Do we have the right pastor and leadership to serve not just our church but our community? For many this may be a whole new way of rethinking and redoing church. Our conference’s Congregational Development Team (CDT) is putting together a team trained by Tom Bandy to help teach, resource and advance this process.

This brings us to Lifetree Café, our innovative, outwardly focused mission initiative created by Thom and Joani Schultz at Group Publishing. Our first step out of the walls of the church into the community should be places where people gather to interact and live their lives. We need to be in those places—coffee shops, restaurants, pubs, etc.— offering a non-threatening but appealing ministry of fellowship and faith-sharing such as the Lifetree Café. 

It is a one-hour conversational time that uses short, interesting, topical videos and friendly, open discussion in a non-dogmatic, non-judgmental environment. For me this is a seed-spreading time to reach people we don’t see in our churches.

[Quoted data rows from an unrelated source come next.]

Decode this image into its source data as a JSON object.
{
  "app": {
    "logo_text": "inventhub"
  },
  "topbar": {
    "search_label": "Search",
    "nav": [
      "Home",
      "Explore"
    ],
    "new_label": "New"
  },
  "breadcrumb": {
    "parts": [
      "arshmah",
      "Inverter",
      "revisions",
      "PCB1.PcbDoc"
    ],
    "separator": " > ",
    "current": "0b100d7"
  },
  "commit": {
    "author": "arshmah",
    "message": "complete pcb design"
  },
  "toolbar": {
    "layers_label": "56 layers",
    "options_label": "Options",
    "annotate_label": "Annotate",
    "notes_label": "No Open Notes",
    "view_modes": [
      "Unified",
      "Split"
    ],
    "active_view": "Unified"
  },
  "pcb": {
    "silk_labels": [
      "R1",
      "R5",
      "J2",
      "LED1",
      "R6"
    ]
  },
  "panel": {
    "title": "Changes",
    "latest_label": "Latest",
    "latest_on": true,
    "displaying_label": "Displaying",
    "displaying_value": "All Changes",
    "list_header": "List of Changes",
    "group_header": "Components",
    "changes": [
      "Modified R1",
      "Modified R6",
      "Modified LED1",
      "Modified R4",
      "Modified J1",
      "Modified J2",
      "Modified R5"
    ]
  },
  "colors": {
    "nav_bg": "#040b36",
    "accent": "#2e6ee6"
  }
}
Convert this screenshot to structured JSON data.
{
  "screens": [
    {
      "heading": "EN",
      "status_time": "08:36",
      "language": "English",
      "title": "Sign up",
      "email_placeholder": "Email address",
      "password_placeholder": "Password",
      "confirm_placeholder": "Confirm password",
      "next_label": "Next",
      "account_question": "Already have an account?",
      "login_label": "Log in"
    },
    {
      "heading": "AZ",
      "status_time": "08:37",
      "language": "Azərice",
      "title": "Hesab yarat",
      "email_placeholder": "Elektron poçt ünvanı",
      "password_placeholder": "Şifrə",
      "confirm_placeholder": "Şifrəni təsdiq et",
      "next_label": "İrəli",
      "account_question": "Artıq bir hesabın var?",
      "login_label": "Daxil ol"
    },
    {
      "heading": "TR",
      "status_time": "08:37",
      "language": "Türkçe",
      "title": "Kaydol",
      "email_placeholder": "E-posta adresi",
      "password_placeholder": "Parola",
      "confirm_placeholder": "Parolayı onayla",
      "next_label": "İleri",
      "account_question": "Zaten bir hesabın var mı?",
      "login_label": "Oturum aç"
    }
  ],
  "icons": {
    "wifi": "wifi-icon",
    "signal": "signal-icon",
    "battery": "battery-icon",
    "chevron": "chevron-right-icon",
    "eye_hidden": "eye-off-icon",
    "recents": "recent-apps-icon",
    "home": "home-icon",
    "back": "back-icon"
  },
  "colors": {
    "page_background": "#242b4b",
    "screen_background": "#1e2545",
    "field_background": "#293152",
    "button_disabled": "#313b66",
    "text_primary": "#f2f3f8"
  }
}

I am currently working with Lifetree Café, Inc., to develop a beta-model where we can franchise many new groups to hold gatherings in our conference at a reduced rate.  Training events are being held regularly to get more of our churches on board with this bold, new outreach strategy. We have two vibrant cafes in Lititz and Lebanon, created since last fall, where pastors and volunteers from several churches are working and investing together in this promising venture. Others are in the planning stages.

I know we have churches starting and growing ministries that move outside their walls into the community. New Birth (Nuevo Nacimiento) UMC in Lebanon is operating house churches where prayer and Bible study happen weekly in the community. Jeremy Graef created Ember, which meets for creative worship Sunday nights in a Lancaster art studio. The Rev. Michael Johnson has a group meeting at Moravian Seminary. Our affiliated campus ministries at Drexel University, Millersville University and Lebanon Valley College hold regular worship services and other events on campus, welcoming students of various faiths to enjoy the koinonia experience.

We are not abandoning the movement to grow large churches. New Birth is our largest Latino church in the Northeast Jurisdiction, already outgrowing its space for Sunday worship. We are working with Lutherans to create a bridge ministry that could ultimately enable New Birth to relocate to one of their churches.

Congregational Development wants to partner with churches who know, or want to know, how to make disciples who can transform the world. Our partnership with Discipleship Ministries’ Path 1, a program to resource church planting, is enabling New Birth to train future Latino pastors in starting new ministries. While one such individual may leave to develop a new ministry in the Susquehanna Conference, another will help plant a much-needed Latino ministry in Reading, Pa., thanks in part to our investment.

NewBirthPastor,2016Interns

We are undergoing a radical change in how we do and invest in ministry. People, including lay people, who have a vision of a new way to reach others for Christ must excite and organize others to grow that vision into reality. Get it started and then come to CDT to share what is happening, and ask us to come alongside to help.

Our search for new, creative ways to grow the Body of Christ may link us to other conferences or denominations or even take us to other parts of the world. With support from our Bishop and Connectional Ministries Director, the CDT is helping to take the successful model of a pastors training school in Kenya across the border to Tanzania, where fledgling United Methodist pastors direly need such training. The mission of the school in Kenya was “to teach to reach a million new people for Christ.”  Wouldn’t this be a great vision for the pastors and churches in Tanzania?

Actually, wouldn’t this be a great vision for pastors and churches in the Eastern PA Conference?